On the idea that this might be a dialect around Mississippi and North Carolina, I tried a search for “stem pan” and “southern” and found two contradictory recipe pages with images of the pan in question. A recipe for corn bread that has a photo of the corn bread in a skillet; this may be a stock photo, however. And a recipe for tomato soup cake that has a photo of it being poured into what looks like a bundt pan. So it may be that this is a term that applies to multiple items.
I did image searches for various forms of “cake pan advertisement”, such as “mirro bakeware advertisement” and “old bakeware advertisement”. I found several for tube pans and bundt pans and none advertising stem pans.
I did a search specifically for the phrase “stem pan” limited to the site archive.org; the term appears to be exclusively found in older organizational cookbooks (five church organizations, one library association, one high school club, and one college club). They range from 1911 to 1982 except for two: one from 1991, but it’s the submitter’s grandmother’s recipe, and one from 2006, but it’s a reprint from the organization’s 1981 cookbook. (Of course, also, since it’s archive.org it’s likely to be weighted toward older books.)
There are no photos, as is normal for such cookbooks. There are no definitions, either, although there is one parenthetical: “Bake in greased and floured stem pan (I use cast iron bundt pan)” which could of course be read either as an example or an alternative. One intriguing set of directions ends, for Texas Pecan Cake, with “Bake in stem pan 10x4 inches”. I suspect that this means a 10-inch diameter, 4-inch deep pan, especially given the quantity of ingredients; it’s an odd direction, though, because by that point the batter has already been poured into “a well-greased tube pan”. However, it matches something I saw in The Joy of Cooking while trying to look up the term, that a 9-½ by 4-¼-inch plain tube (angel cake pan) is “Conventionally described as 10x4-inch plain tube” (p. 701 in my 2006 copy).

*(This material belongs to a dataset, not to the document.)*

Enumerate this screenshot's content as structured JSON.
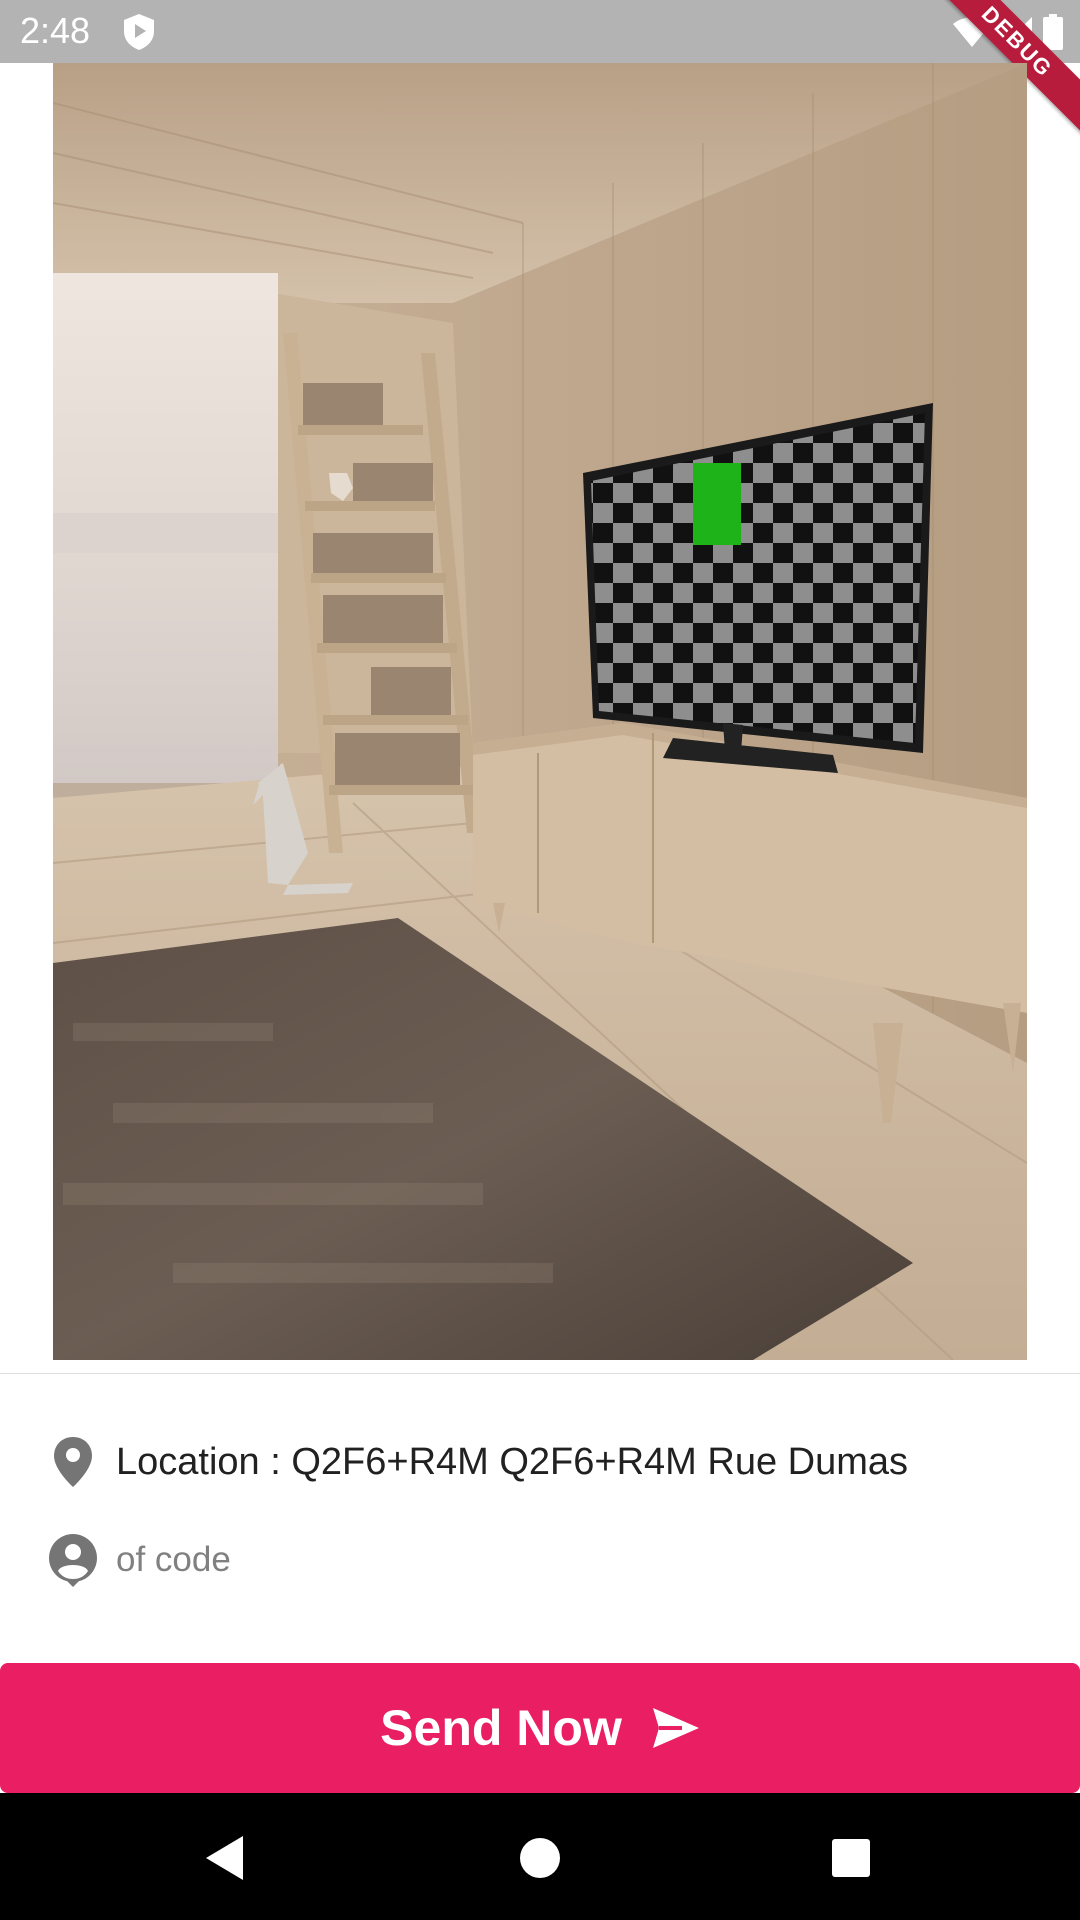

- Recipes of Yesterday and Today (1991)
- Our Favorite Recipes (1965)
- The Arizona Cook Book (1911)
- Centenarian Cooking (1971)
- Feeding the Flock (2006)
- National High School Rodeo Association (1979)
- Entertainment Cook Book (1919)
- Heavenly Delights (1982)
What is a stem pan? A skillet? A bundt pan? A tube pan? A loaf pan? A variation? Or something else? Or more than one item? I am at this point almost certain that it is either a tube pan (most likely), or a variation on a tube pan, but the lack of any definition or photo keeps me from knowing for sure what variation, if any, the term might mean.